A glass of juice is a good treatment for a weekend lunch or a tasty Mimosa! Be sure to read the nutritional information in the individual juice products orange for added calcium levels to determine which brand works best for you.
(245 milligrams in a cup) Spinach is one of the most versatile vegetables and therefore an easy way to incorporate into your daily meals. Whether in a salad or as part of a soup, sauteed or side dish, this plant will paste calcium. It is very tasty simply sauteed with a little oil and salt.
9. The okra
(123 milligrams in a cup) This vegetable rich in fiber is full of vitamins and minerals, including calcium. It is excellent on the grill, and is often found in stews. This is a versatile vegetable that once experimenting with ways of cooking, it will become a favorite in your cooking repertoire.
10. Collard Greens
(266 milligrams in a cup, cooked) Collard greens are one of the most powerful vegetables in the crucifer family with an excellent level of vitamin K . Retain as many health benefits steamed, but are also delicious sauteed collard greens with a little oil and sea salt, or simply with bacon for a super easy dish.

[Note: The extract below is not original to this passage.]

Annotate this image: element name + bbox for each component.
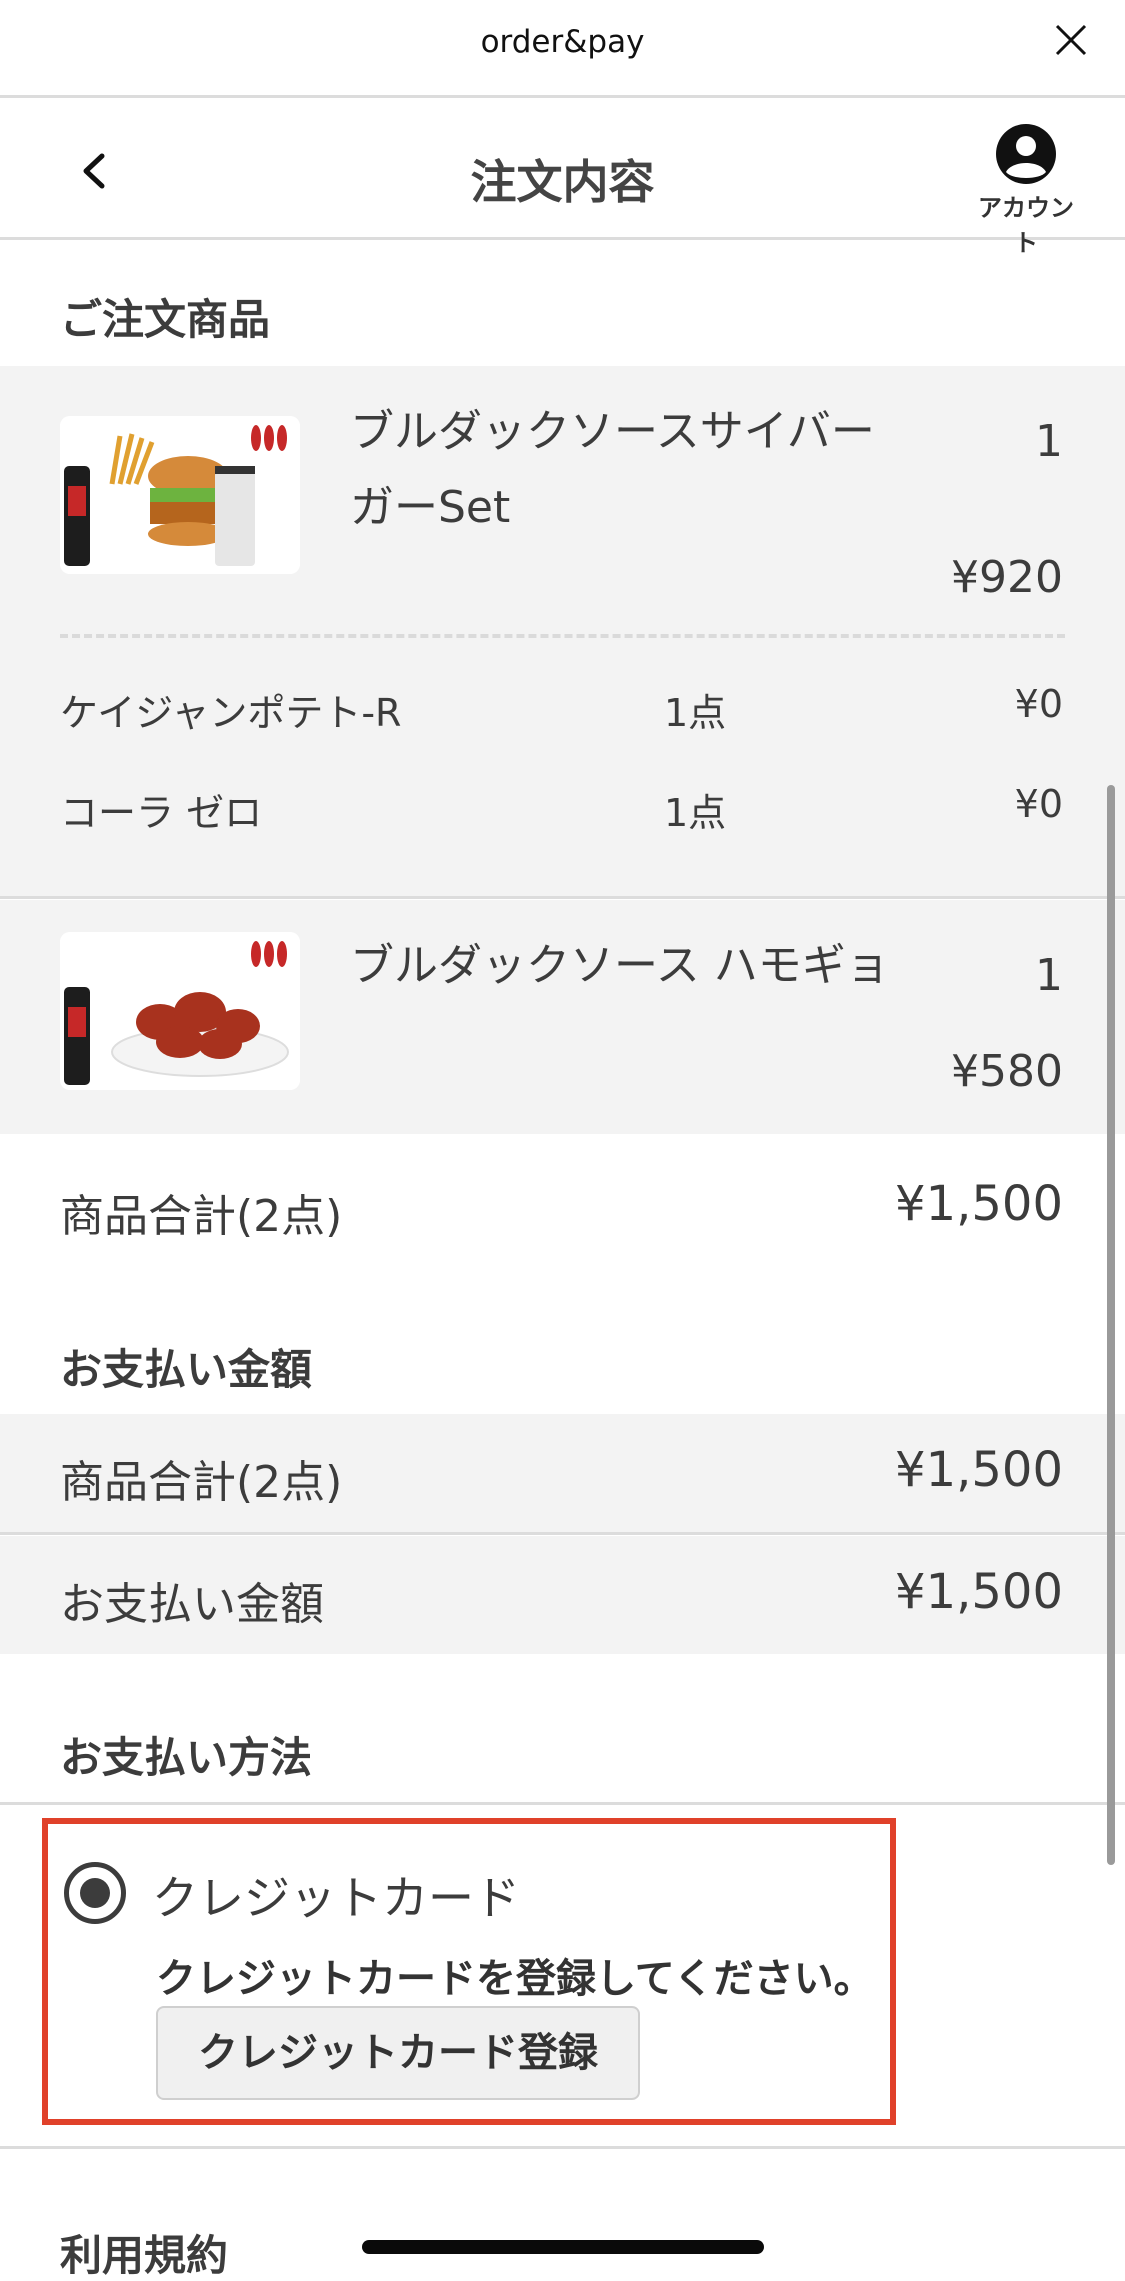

(188 milligrams in a cup, raw, chopped) Kale has become a super very popular food in recent years due to its versatility and nutritional composition. In addition to its properties of calcium can be added to smoothies or made into snack chips and makes an excellent salad.
12. Dried figs
(300 milligrams in a cup) Dried figs make the perfect snack, sweet, that is also healthy! This versatile food rich in potassium is a sweet alternative to rich desserts, but also makes a beautiful addition to a summer salad. It is the perfect snack for children who feel they are receiving treatment while getting your calcium. They have a high amount of sugar and all sweet foods, eating dried figs in moderation.

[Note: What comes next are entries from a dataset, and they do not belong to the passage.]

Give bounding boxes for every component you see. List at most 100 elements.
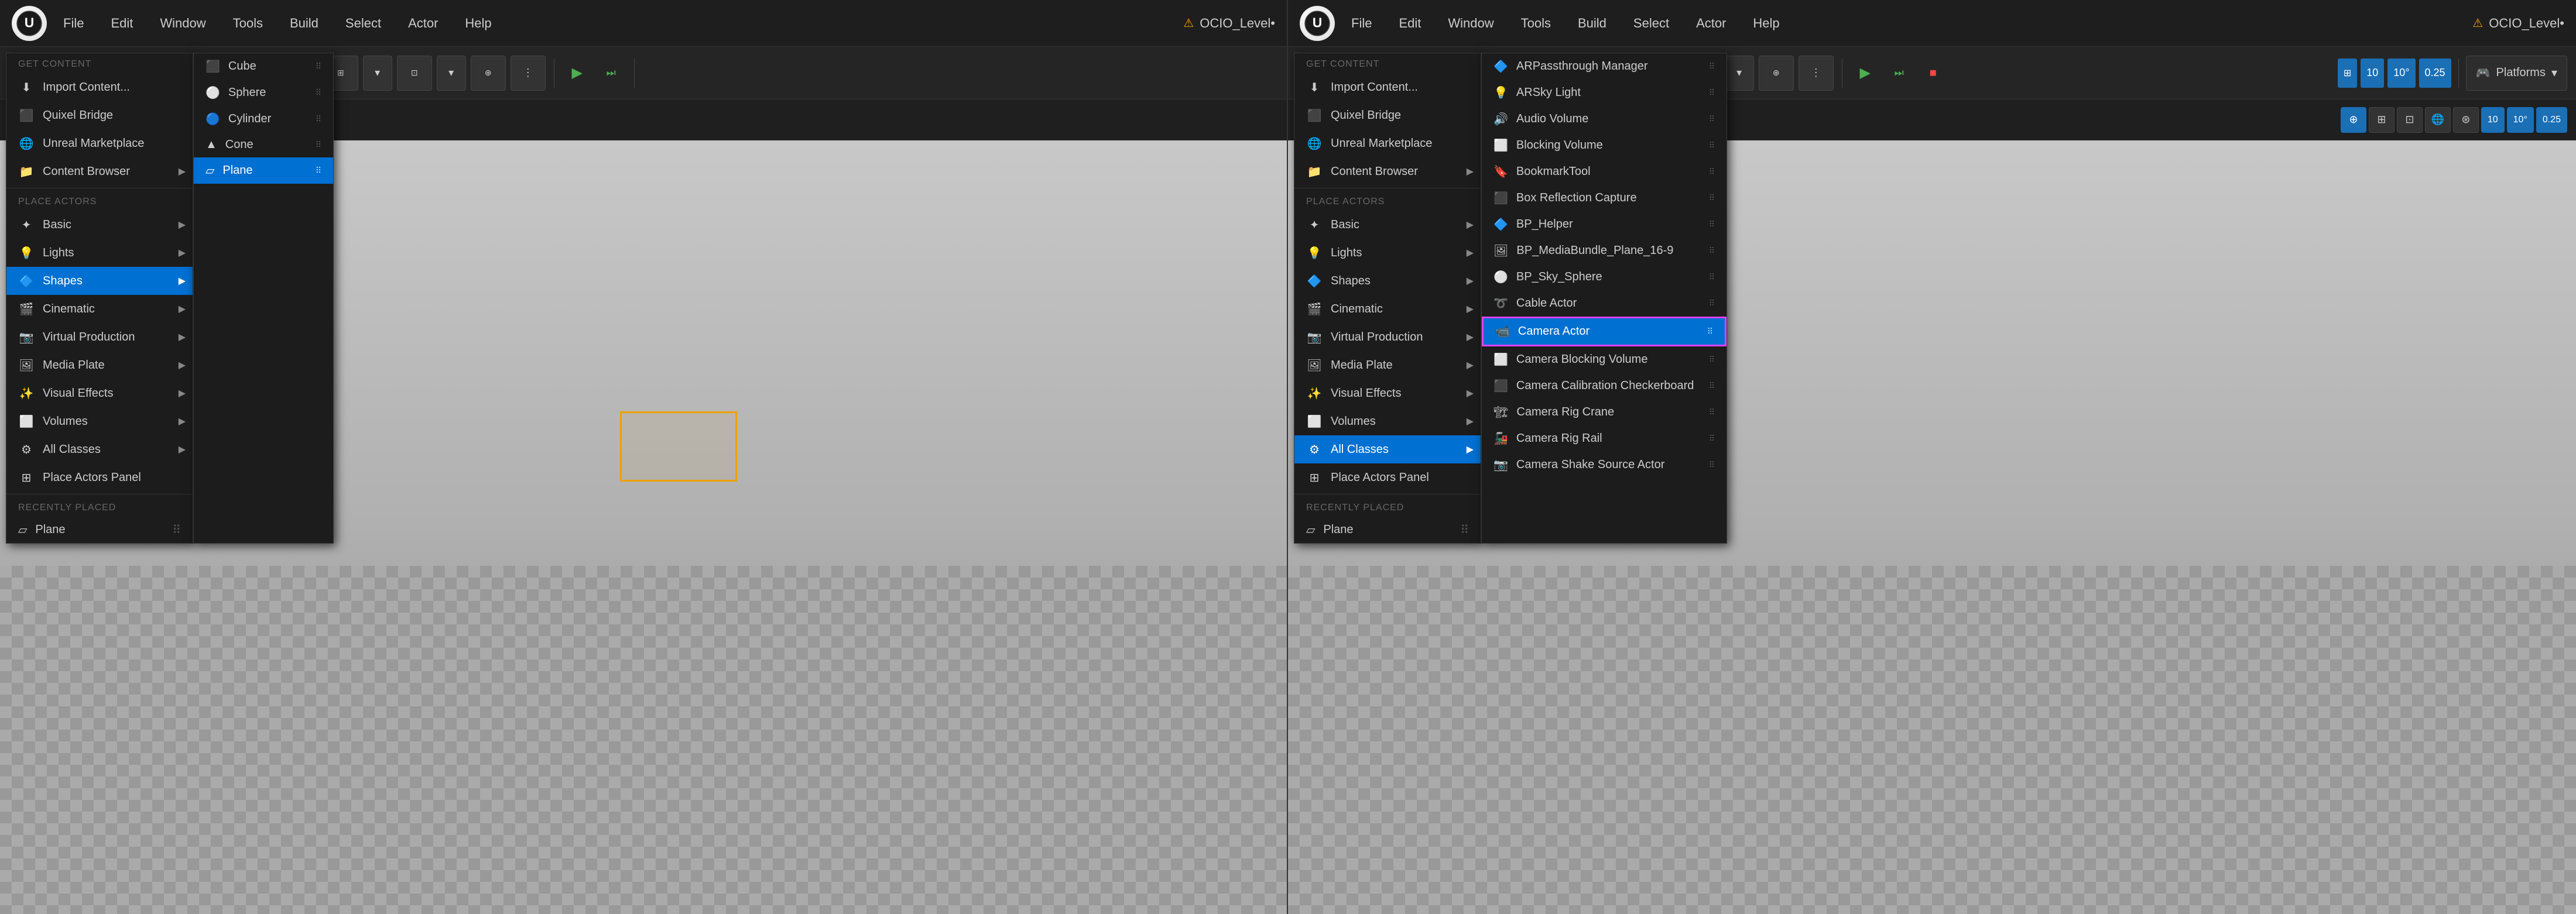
vp-snap-1[interactable]: ⊕ — [2341, 107, 2366, 133]
unreal-marketplace-left[interactable]: 🌐 Unreal Marketplace — [6, 129, 193, 157]
basic-right[interactable]: ✦ Basic ▶ — [1294, 211, 1481, 239]
snap-rotation-left[interactable]: ⊡ — [397, 56, 432, 91]
place-actors-panel-icon-left: ⊞ — [18, 469, 35, 486]
audio-volume-item[interactable]: 🔊 Audio Volume ⠿ — [1482, 106, 1727, 132]
sphere-item-left[interactable]: ⚪ Sphere ⠿ — [194, 80, 333, 106]
bp-sky-sphere-item[interactable]: ⚪ BP_Sky_Sphere ⠿ — [1482, 264, 1727, 290]
lights-right[interactable]: 💡 Lights ▶ — [1294, 239, 1481, 267]
quixel-bridge-left[interactable]: ⬛ Quixel Bridge — [6, 101, 193, 129]
quixel-bridge-right[interactable]: ⬛ Quixel Bridge — [1294, 101, 1481, 129]
menu-tools-right[interactable]: Tools — [1516, 13, 1556, 33]
plane-drag-right: ⠿ — [1460, 523, 1469, 537]
content-browser-right[interactable]: 📁 Content Browser ▶ — [1294, 157, 1481, 185]
right-menu-bar: File Edit Window Tools Build Select Acto… — [1347, 13, 2461, 33]
menu-file-left[interactable]: File — [59, 13, 88, 33]
place-actors-panel-right[interactable]: ⊞ Place Actors Panel — [1294, 463, 1481, 492]
import-content-right[interactable]: ⬇ Import Content... — [1294, 73, 1481, 101]
vp-snap-3[interactable]: ⊡ — [2397, 107, 2423, 133]
play-button-right[interactable]: ▶ — [1851, 59, 1880, 88]
vp-scale-val[interactable]: 0.25 — [2536, 107, 2567, 133]
snap-rotation-value-right[interactable]: 10° — [2387, 59, 2415, 88]
menu-file-right[interactable]: File — [1347, 13, 1376, 33]
all-classes-icon-left: ⚙ — [18, 441, 35, 458]
virtual-production-left[interactable]: 📷 Virtual Production ▶ — [6, 323, 193, 351]
snap-translate-btn-right[interactable]: ⊞ — [2338, 59, 2357, 88]
lights-arrow-left: ▶ — [179, 247, 186, 259]
arpassthrough-item[interactable]: 🔷 ARPassthrough Manager ⠿ — [1482, 53, 1727, 80]
snap-cursor-left[interactable]: ⊕ — [471, 56, 506, 91]
snap-cursor-right[interactable]: ⊕ — [1759, 56, 1794, 91]
shapes-arrow-left: ▶ — [179, 275, 186, 287]
menu-edit-left[interactable]: Edit — [106, 13, 138, 33]
plane-item-left[interactable]: ▱ Plane ⠿ — [194, 157, 333, 184]
vp-snap-2[interactable]: ⊞ — [2369, 107, 2395, 133]
cone-item-left[interactable]: ▲ Cone ⠿ — [194, 132, 333, 157]
volumes-left[interactable]: ⬜ Volumes ▶ — [6, 407, 193, 435]
blocking-volume-item[interactable]: ⬜ Blocking Volume ⠿ — [1482, 132, 1727, 159]
snap-dropdown-left[interactable]: ▾ — [363, 56, 392, 91]
lights-left[interactable]: 💡 Lights ▶ — [6, 239, 193, 267]
snap-rotation-dropdown-left[interactable]: ▾ — [437, 56, 466, 91]
plane-recent-left[interactable]: ▱ Plane ⠿ — [6, 517, 193, 543]
content-browser-left[interactable]: 📁 Content Browser ▶ — [6, 157, 193, 185]
menu-build-left[interactable]: Build — [285, 13, 323, 33]
menu-actor-right[interactable]: Actor — [1691, 13, 1731, 33]
visual-effects-left[interactable]: ✨ Visual Effects ▶ — [6, 379, 193, 407]
right-dropdown-menu: GET CONTENT ⬇ Import Content... ⬛ Quixel… — [1294, 53, 1481, 544]
shapes-right[interactable]: 🔷 Shapes ▶ — [1294, 267, 1481, 295]
plane-recent-right[interactable]: ▱ Plane ⠿ — [1294, 517, 1481, 543]
media-plate-right[interactable]: 🖼 Media Plate ▶ — [1294, 351, 1481, 379]
bp-helper-item[interactable]: 🔷 BP_Helper ⠿ — [1482, 211, 1727, 238]
snap-rotation-dropdown-right[interactable]: ▾ — [1725, 56, 1754, 91]
more-options-left[interactable]: ⋮ — [511, 56, 546, 91]
snap-grid-value-right[interactable]: 10 — [2361, 59, 2384, 88]
cube-item-left[interactable]: ⬛ Cube ⠿ — [194, 53, 333, 80]
menu-help-right[interactable]: Help — [1748, 13, 1784, 33]
platforms-button-right[interactable]: 🎮 Platforms ▾ — [2466, 56, 2567, 91]
camera-rig-rail-item[interactable]: 🚂 Camera Rig Rail ⠿ — [1482, 425, 1727, 452]
bp-mediabundle-item[interactable]: 🖼 BP_MediaBundle_Plane_16-9 ⠿ — [1482, 238, 1727, 264]
camera-actor-item[interactable]: 📹 Camera Actor ⠿ — [1482, 317, 1727, 346]
box-reflection-item[interactable]: ⬛ Box Reflection Capture ⠿ — [1482, 185, 1727, 211]
camera-shake-source-item[interactable]: 📷 Camera Shake Source Actor ⠿ — [1482, 452, 1727, 478]
vp-snap-4[interactable]: 🌐 — [2425, 107, 2451, 133]
cinematic-right[interactable]: 🎬 Cinematic ▶ — [1294, 295, 1481, 323]
cinematic-left[interactable]: 🎬 Cinematic ▶ — [6, 295, 193, 323]
menu-edit-right[interactable]: Edit — [1394, 13, 1426, 33]
menu-window-right[interactable]: Window — [1443, 13, 1498, 33]
menu-tools-left[interactable]: Tools — [228, 13, 268, 33]
virtual-production-right[interactable]: 📷 Virtual Production ▶ — [1294, 323, 1481, 351]
camera-calibration-item[interactable]: ⬛ Camera Calibration Checkerboard ⠿ — [1482, 373, 1727, 399]
place-actors-panel-left[interactable]: ⊞ Place Actors Panel — [6, 463, 193, 492]
bookmark-item[interactable]: 🔖 BookmarkTool ⠿ — [1482, 159, 1727, 185]
all-classes-right[interactable]: ⚙ All Classes ▶ — [1294, 435, 1481, 463]
shapes-left[interactable]: 🔷 Shapes ▶ — [6, 267, 193, 295]
cylinder-item-left[interactable]: 🔵 Cylinder ⠿ — [194, 106, 333, 132]
vp-rot-val[interactable]: 10° — [2507, 107, 2534, 133]
snap-scale-value-right[interactable]: 0.25 — [2419, 59, 2451, 88]
arsky-item[interactable]: 💡 ARSky Light ⠿ — [1482, 80, 1727, 106]
menu-actor-left[interactable]: Actor — [403, 13, 443, 33]
camera-blocking-item[interactable]: ⬜ Camera Blocking Volume ⠿ — [1482, 346, 1727, 373]
camera-rig-crane-item[interactable]: 🏗 Camera Rig Crane ⠿ — [1482, 399, 1727, 425]
volumes-right[interactable]: ⬜ Volumes ▶ — [1294, 407, 1481, 435]
menu-window-left[interactable]: Window — [155, 13, 210, 33]
stop-button-right[interactable]: ⏹ — [1919, 59, 1948, 88]
all-classes-left[interactable]: ⚙ All Classes ▶ — [6, 435, 193, 463]
visual-effects-right[interactable]: ✨ Visual Effects ▶ — [1294, 379, 1481, 407]
cable-actor-item[interactable]: ➰ Cable Actor ⠿ — [1482, 290, 1727, 317]
menu-select-right[interactable]: Select — [1629, 13, 1674, 33]
play-button-left[interactable]: ▶ — [563, 59, 592, 88]
vp-snap-5[interactable]: ⊛ — [2453, 107, 2479, 133]
more-options-right[interactable]: ⋮ — [1799, 56, 1834, 91]
play-next-left[interactable]: ⏭ — [597, 59, 626, 88]
menu-select-left[interactable]: Select — [341, 13, 386, 33]
menu-build-right[interactable]: Build — [1573, 13, 1611, 33]
play-next-right[interactable]: ⏭ — [1885, 59, 1914, 88]
basic-left[interactable]: ✦ Basic ▶ — [6, 211, 193, 239]
menu-help-left[interactable]: Help — [460, 13, 496, 33]
unreal-marketplace-right[interactable]: 🌐 Unreal Marketplace — [1294, 129, 1481, 157]
import-content-left[interactable]: ⬇ Import Content... — [6, 73, 193, 101]
vp-grid-val[interactable]: 10 — [2481, 107, 2505, 133]
media-plate-left[interactable]: 🖼 Media Plate ▶ — [6, 351, 193, 379]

(43 milligrams in a cup, chopped) Broccoli is an uncomplicated steam easy dish for any meal. It is very tasty raw with dips like hummus party and makes a perfect addition to a salad. Add to a stir-fry with several of the foods listed here for a meal rich in calcium. One of the more surprising that eating broccoli reasons? contains almost twice the amount of vitamin C than an orange!
Blackstrap Molasses 14.
(172 milligrams per tablespoon) darker than molasses color, molasses makes a great exchange for the sweet syrup pancakes or as a change in cooking. Rich in flavor, but also offers the benefits of iron and other vitamins.
15. Sesame seeds
(88 milligrams per tablespoon) will most likely think of a hamburger bun sesame seeds. However, the seeds can be cooked in your favorite sautéed, sprinkled on any food that gives them a nutty flavor and a slight contraction. Add texture to baked goods and land, make healthy and delicious margins as tahini and sesame butter. Think about this -. A quarter cup of sesame seeds provides more calcium than a cup of whole milk
If you are eating healthy balanced meals that offer various food and the aforementioned drinks, is very likely that you are getting enough calcium every day. There are many more excellent nondairy sources of calcium especially green leafy vegetables so be sure to do a little more reading and eating!
Note calcium intake is only one aspect of bone health – Exercise is another. So be sure to move your body to keep bones and healthy system!